De omgang met geur kan heel veel zeggen over een samenleving en cultuur. Inger is kritisch op het grote narratief van de ‘deodorisatie’. “Het idee dat vroeger alles stonk en we lekkerder zijn gaan ruiken is een zeer beperkt verhaal. Vanaf de negentiende eeuw heeft een grote industriële transitie plaatsgevonden, onze vroegere steden stonken niet naar uitlaatgassen en kerosine. Wel zijn we veel sensitiever geworden met betrekking tot lichaamsgeuren. Mensen in de 17e en 18e eeuw vonden lichaamsgeuren ook niet perse prettig en gebruikten ook parfums, maar die hoge sensitiviteit voor lichaamsgeur die wij hebben opgebouwd is iets heel moderns. Voor vroegmodernen was het veel belangrijker om zich te beschermen tegen walmende miasma's, omdat men dacht dat daarmee ziekten konden worden ingeademd. Geurwaters waren dus meer als geurschild tegen de buitenwereld bedoeld dan alleen om het lichaam op te frissen. Wij mensen communiceren ook met elkaar doormiddel van lichaamsgeur, dat doorbreek je door je onder te sprayen met parfum.” Geur krijgt ook steeds vaker een commerciële toepassing: “Veel bedrijven en hotels doen aan geurmarketing, veel mensen hebben dat niet eens in de gaten, omdat ze zo weinig receptief zijn voor geur, terwijl dit in tijden zonder koelkasten essentieel was, omdat je neus ook fungeerde als een kwaliteitsmeter”.
Technologische innovatie heeft geleid tot een minder grote afhankelijkheid van onze neus, maar biedt tegelijkertijd kansen voor nieuwe toepassingen. “We vertrouwen steeds meer op technologie en op barcodes, bijvoorbeeld om houdbaarheidsdata te checken, terwijl je neus daarvoor voldoende is. Ons onderzoek helpt mensen om weer ‘neuswijzer’ te worden en te wijzen op het belang van geur als kennisbron en als bepalend voor onze cultuur”. Een goed voorbeeld vinden we in Friesland. “Daar hebben ze een paar maanden geleden de geuren en geluiden van het platteland in de erfgoedagenda geplaatst. Wij zijn van plan om die regio mee te helpen om onderzoek te doen naar welke geuren dat kunnen zijn en welke waarden erfgoedgemeenschappen daar aan hechten”. De bredere toepassing van het onderzoek is ook buiten Nederland opgevallen. “We zijn geselecteerd door de EU om in het Europees paviljoen te staan tijdens de Word Expo in Osaka, dat is een geweldige eer”. Gedurende het gesprek wordt duidelijk dat de Horizon 2020 grant een basis is waarop het consortium voortbouwt en dat er veel toepassingen zijn voor een fundamenteel onderzoek als dit. “We zijn als consortium doorgegaan in allerlei mogelijke variaties en diverse nieuwe onderzoeksaanvragen aan het doen. Vooral jonge onderzoekers staan te trappelen om met dit multidisciplinaire onderwerp aan de slag te gaan. Hoe leuk is het om jonge mensen een kans te geven en de ruimte te bieden onderzoek te doen naar dit onderwerp? Er zijn nog zoveel toepassingen mogelijk, ik ben hier nog lang niet klaar mee”.

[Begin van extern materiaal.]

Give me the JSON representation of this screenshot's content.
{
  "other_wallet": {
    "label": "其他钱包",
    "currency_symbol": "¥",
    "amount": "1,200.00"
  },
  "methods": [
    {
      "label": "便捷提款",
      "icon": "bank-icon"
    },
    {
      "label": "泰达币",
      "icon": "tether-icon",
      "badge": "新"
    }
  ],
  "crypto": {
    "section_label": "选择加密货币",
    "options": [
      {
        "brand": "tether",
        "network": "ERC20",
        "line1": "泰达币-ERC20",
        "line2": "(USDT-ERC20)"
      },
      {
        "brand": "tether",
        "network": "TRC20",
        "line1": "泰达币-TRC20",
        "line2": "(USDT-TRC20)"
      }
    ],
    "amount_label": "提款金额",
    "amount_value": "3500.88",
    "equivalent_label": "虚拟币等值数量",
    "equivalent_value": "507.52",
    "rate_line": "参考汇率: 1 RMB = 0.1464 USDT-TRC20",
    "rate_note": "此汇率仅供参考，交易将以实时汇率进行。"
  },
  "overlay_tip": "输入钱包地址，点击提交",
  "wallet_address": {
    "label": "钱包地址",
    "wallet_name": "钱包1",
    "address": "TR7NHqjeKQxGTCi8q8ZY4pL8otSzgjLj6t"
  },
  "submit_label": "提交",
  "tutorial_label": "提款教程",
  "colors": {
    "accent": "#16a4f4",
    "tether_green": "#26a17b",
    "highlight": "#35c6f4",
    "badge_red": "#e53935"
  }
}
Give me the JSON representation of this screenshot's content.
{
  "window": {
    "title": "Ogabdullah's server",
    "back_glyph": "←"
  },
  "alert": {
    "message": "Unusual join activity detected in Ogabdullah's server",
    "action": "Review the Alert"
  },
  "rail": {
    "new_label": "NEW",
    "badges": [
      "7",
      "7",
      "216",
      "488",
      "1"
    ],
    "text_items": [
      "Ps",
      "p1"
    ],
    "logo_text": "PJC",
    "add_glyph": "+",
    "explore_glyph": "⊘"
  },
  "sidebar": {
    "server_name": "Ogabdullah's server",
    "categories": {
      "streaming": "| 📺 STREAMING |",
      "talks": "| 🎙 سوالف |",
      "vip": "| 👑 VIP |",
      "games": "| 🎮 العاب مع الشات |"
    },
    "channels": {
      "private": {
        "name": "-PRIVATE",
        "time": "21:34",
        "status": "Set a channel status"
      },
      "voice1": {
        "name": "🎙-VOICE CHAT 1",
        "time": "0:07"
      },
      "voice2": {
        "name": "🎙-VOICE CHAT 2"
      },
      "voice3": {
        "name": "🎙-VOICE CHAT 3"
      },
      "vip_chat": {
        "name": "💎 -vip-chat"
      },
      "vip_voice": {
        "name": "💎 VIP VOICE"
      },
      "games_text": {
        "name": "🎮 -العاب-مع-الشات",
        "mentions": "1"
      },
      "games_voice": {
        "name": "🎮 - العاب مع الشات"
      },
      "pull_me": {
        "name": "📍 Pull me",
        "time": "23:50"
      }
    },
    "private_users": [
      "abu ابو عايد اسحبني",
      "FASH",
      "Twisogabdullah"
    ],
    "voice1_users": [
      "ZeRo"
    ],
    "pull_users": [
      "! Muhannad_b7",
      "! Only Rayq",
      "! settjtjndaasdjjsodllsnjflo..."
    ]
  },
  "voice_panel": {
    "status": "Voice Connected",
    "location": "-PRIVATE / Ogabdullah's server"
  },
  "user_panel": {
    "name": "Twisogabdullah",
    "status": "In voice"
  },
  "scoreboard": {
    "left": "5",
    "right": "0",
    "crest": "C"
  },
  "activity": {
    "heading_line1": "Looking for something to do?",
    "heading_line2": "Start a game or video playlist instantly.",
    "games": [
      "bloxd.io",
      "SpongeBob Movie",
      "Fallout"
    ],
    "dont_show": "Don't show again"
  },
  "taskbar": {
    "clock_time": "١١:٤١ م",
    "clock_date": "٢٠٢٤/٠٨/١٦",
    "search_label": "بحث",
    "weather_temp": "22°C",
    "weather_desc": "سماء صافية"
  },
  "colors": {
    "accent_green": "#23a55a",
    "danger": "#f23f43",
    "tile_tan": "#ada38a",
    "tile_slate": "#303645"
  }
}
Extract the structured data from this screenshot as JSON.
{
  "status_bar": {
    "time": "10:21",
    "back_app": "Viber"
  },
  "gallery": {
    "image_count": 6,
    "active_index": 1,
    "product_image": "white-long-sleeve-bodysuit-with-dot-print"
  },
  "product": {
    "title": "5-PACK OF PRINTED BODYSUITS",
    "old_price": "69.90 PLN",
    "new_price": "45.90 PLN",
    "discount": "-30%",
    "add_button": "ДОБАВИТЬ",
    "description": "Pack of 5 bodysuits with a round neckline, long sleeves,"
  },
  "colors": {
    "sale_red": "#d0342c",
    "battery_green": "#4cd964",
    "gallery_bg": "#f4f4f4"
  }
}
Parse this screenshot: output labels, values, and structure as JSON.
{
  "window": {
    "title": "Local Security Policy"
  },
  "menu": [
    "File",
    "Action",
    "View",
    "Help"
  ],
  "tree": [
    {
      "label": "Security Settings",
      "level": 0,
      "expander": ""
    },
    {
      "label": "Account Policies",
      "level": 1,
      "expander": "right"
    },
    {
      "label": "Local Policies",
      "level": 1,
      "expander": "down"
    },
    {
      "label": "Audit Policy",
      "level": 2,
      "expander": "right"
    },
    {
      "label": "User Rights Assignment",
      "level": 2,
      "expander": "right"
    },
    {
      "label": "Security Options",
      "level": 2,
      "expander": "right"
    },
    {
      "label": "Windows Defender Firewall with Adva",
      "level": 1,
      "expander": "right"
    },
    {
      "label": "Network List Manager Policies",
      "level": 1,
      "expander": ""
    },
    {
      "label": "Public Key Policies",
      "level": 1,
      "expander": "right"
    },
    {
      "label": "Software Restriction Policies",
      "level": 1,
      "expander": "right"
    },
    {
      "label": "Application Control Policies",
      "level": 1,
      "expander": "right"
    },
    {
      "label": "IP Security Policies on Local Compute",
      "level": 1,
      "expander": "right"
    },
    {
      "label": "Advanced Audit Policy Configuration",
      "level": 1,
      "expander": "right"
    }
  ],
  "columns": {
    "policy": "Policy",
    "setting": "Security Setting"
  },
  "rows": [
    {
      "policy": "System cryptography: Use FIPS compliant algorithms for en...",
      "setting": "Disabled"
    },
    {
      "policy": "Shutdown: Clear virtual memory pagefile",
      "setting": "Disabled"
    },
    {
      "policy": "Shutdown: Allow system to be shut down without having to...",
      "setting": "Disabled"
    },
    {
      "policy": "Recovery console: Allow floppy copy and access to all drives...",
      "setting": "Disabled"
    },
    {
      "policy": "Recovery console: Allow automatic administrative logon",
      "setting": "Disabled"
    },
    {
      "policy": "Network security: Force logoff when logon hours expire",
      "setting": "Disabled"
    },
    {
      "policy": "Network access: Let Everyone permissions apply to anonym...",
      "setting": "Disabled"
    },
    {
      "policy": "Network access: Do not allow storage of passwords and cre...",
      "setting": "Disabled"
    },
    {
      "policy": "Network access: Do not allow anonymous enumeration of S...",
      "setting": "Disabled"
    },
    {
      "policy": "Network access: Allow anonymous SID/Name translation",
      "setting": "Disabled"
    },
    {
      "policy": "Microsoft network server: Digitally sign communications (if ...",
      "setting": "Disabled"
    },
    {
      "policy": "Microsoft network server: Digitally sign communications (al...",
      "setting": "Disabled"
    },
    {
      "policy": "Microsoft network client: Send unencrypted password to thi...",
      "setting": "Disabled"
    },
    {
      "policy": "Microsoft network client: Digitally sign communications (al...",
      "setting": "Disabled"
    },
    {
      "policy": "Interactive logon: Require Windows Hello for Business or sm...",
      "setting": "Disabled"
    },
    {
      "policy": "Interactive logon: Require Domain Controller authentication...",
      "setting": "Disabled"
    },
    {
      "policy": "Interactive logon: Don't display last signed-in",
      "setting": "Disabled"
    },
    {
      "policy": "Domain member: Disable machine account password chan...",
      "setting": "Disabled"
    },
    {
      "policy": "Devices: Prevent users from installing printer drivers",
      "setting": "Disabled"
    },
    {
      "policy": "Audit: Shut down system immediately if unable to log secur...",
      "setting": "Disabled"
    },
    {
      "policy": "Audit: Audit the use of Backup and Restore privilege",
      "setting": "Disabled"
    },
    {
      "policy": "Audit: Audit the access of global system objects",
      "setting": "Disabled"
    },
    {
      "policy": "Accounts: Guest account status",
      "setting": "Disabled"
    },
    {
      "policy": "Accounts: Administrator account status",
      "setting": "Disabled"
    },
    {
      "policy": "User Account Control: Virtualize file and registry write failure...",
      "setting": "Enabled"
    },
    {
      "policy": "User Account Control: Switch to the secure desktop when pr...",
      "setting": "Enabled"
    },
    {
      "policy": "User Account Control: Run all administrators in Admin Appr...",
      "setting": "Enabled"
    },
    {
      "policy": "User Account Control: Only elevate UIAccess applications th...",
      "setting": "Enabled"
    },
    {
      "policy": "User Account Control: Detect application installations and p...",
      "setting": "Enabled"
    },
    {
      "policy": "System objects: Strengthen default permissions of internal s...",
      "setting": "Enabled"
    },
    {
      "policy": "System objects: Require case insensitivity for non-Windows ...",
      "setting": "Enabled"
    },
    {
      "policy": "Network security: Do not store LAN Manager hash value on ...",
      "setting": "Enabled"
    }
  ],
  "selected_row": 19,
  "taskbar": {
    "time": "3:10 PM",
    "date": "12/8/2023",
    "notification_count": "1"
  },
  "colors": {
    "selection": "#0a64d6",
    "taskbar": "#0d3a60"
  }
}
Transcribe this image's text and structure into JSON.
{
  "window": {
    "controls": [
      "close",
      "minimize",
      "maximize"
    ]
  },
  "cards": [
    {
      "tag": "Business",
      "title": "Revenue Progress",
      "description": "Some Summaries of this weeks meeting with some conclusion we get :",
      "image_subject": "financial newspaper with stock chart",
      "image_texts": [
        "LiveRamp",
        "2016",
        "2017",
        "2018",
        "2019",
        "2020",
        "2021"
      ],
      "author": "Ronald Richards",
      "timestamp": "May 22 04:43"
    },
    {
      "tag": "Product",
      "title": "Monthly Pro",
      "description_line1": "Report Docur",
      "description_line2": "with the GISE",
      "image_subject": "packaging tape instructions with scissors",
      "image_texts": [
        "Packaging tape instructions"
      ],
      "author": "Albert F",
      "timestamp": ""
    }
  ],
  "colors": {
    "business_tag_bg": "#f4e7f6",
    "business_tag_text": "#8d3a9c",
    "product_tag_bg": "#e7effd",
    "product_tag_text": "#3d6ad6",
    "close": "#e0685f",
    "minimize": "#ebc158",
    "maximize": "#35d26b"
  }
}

Inger Leemans is hoogleraar cultuurgeschiedenis aan de VU en hoofdonderzoeker van NL-Lab bij het KNAW Humanities Cluster. Haar onderzoek gaat over nationale identiteit en de manier waarop cultuur is belichaamd. Leemans deed onderzoek naar onder meer de literatuur van de 18de eeuw, pornografie en de radicale verlichting, emoties op de beursvloer, en de historische band van Nederlanders met het vliegeren. Tussen 2021-2023 was Leemans projectleider van het EU Horizon 2020 project ODEUROPA: Negotiating Olfactory and Sensory Experiences in Cultural Heritage Practice and Research: een transdisciplinair project over olfactorisch erfgoed en sensory mining. Het project vestigde wereldwijd de aandacht van de pers op het belang van geur als cultureel fenomeen en op de waarde van geureducatie.
In de artikelreeks “Uitgelicht” belicht Neth-ER EU-gefinancierde onderzoeks-, innovatie- en onderwijsprojecten van haar leden en achterban. ODEUROPA is een project van onder anderen het NL-Lab bij het KNAW Humanities Cluster, dat zich focust op innovatief, geavanceerd onderzoek in de geesteswetenschappen en behoort tot de onderzoeksinstellingen van de Koninklijke Nederlandse Akademie van Wetenschap (KNAW).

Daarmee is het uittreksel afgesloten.